6 yıl önce
Bunun nedeni, Yunan devleti tarafından mali deliklerin takılması için bir araç olarak kullanılan mülk varlıkları ve eğer sahip oldukları takdirde bir diğeri ise satılırsa etkilidir. Bu politikanın sonucu, inşaat sektörünün gayri safi yurtiçi hasılaya yüzde 1'den daha az katkıda bulunduğu ve 2007 yılında yüzde 11 olan konut yatırımlarına yüzde 0,6'ya düştüğü.

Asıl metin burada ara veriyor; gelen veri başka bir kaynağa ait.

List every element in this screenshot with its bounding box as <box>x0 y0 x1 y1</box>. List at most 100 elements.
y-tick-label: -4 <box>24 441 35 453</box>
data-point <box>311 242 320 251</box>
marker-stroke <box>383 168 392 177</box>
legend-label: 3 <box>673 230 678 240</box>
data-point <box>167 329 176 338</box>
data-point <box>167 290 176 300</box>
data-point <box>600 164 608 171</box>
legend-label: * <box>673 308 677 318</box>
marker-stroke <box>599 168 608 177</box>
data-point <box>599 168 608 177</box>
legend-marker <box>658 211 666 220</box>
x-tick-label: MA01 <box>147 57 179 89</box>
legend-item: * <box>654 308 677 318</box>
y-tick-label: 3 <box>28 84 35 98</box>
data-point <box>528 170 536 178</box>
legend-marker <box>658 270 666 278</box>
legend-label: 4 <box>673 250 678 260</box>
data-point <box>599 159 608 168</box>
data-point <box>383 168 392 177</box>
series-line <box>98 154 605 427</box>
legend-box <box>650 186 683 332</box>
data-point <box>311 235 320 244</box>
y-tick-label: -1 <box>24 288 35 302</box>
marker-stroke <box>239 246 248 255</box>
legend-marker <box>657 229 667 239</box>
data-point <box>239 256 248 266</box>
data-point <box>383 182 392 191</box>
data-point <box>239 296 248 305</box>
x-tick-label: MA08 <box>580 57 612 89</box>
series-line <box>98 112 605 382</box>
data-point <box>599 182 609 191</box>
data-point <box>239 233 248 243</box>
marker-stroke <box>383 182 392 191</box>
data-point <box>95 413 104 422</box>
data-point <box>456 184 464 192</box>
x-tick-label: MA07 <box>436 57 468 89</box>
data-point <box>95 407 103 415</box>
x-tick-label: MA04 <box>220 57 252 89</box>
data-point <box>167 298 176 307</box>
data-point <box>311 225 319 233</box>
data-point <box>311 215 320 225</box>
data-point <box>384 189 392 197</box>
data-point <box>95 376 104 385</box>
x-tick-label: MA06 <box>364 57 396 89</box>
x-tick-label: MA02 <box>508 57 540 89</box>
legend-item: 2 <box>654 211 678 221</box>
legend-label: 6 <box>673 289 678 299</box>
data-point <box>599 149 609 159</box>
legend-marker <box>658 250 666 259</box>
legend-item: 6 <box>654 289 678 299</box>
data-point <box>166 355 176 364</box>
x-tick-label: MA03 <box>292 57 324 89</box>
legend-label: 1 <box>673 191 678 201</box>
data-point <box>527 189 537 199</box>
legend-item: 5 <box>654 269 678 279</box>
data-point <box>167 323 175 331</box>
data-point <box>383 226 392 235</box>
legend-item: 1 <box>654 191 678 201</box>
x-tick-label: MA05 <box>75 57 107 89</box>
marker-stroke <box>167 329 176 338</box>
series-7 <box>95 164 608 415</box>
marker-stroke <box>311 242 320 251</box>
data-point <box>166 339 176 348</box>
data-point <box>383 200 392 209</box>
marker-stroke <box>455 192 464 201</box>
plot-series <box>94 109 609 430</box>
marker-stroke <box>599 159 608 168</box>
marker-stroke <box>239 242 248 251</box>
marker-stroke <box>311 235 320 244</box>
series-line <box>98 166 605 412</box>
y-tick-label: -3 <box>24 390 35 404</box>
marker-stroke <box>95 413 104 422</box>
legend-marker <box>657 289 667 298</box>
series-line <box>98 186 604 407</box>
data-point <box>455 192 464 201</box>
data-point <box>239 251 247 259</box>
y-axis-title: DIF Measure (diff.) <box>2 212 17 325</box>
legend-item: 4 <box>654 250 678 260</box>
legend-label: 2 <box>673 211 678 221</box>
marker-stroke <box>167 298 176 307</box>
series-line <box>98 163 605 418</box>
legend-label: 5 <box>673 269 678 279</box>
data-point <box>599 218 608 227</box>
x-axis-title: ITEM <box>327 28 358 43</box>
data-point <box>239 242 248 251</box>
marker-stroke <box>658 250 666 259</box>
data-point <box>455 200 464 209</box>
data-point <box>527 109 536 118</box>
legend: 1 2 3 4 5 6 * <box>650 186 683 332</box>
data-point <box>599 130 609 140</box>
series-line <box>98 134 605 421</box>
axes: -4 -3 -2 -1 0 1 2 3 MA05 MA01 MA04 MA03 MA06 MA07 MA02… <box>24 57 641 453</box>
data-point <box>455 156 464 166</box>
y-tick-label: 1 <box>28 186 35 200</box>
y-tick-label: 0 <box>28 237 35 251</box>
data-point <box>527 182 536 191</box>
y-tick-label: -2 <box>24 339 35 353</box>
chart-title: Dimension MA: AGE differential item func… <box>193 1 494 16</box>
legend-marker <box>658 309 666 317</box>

Bu travestinin açık bir örneği, ENFIA hesaplamasında geçerli olan faktörlerin tam tersi olan objektif değerlerin yaş katsayısıdır. ENFIA için, yeni inşa edilen mülkler üzerinde yüzde 25'lik bir vergi artışı olduğu için “tazelik” katsayısının uygulanması söz konusudur, zira bölge oranları yeni evlerin değerlerine göre belirlenmektedir.
Örneğin, 100 metrekarelik bir daire, üç yıllık bir alan oranı 2.500 Euro / m²'dir. 250 bin avroluk bir değer için vergilendirilmeyecek, ancak dört yaşından küçük binalara uygulanan 1.25 çarpanının ek uygulamasından dolayı 312.500 avro değerinde olduğu gibi. Yine aynı mülk devredilecekse, işlem vergisi, 0.90 yaş katsayısı sayesinde 225.000 avro değerinde hesaplanacaktır!
Bu, ENFIA için “tersine çevrilmiş” bir yaş katsayısı yoluyla, eski özellikleri yeni ve yeni olanları daha da yüksek vergilere tabi tutan bir aşırıya kaçma olgusudur. Helenik Değerleme Enstitüsü eski başkanı Babis Charalampopoulos'un da belirttiği gibi, “malların vergilendirilmesi, ister transfer isterse ENFIA için, vergi adaleti amaçları için vergilendirilebilir değere dayandırılırken, vergilere dayalı bir distorsiyon görüyoruz. sahte değerler. ”
ENFIA hesaplaması ve emlak işlemleri için kullanılan değerler arasında büyük farklılıklar olduğu için, benzer sorunlar ticari ve kat seviyesindeki katsayılardan kaynaklanmaktadır.
Bu nedenle, emlak piyasası profesyonelleri, emlak vergisi sisteminin radikal bir şekilde revizyonunu talep etmektedir.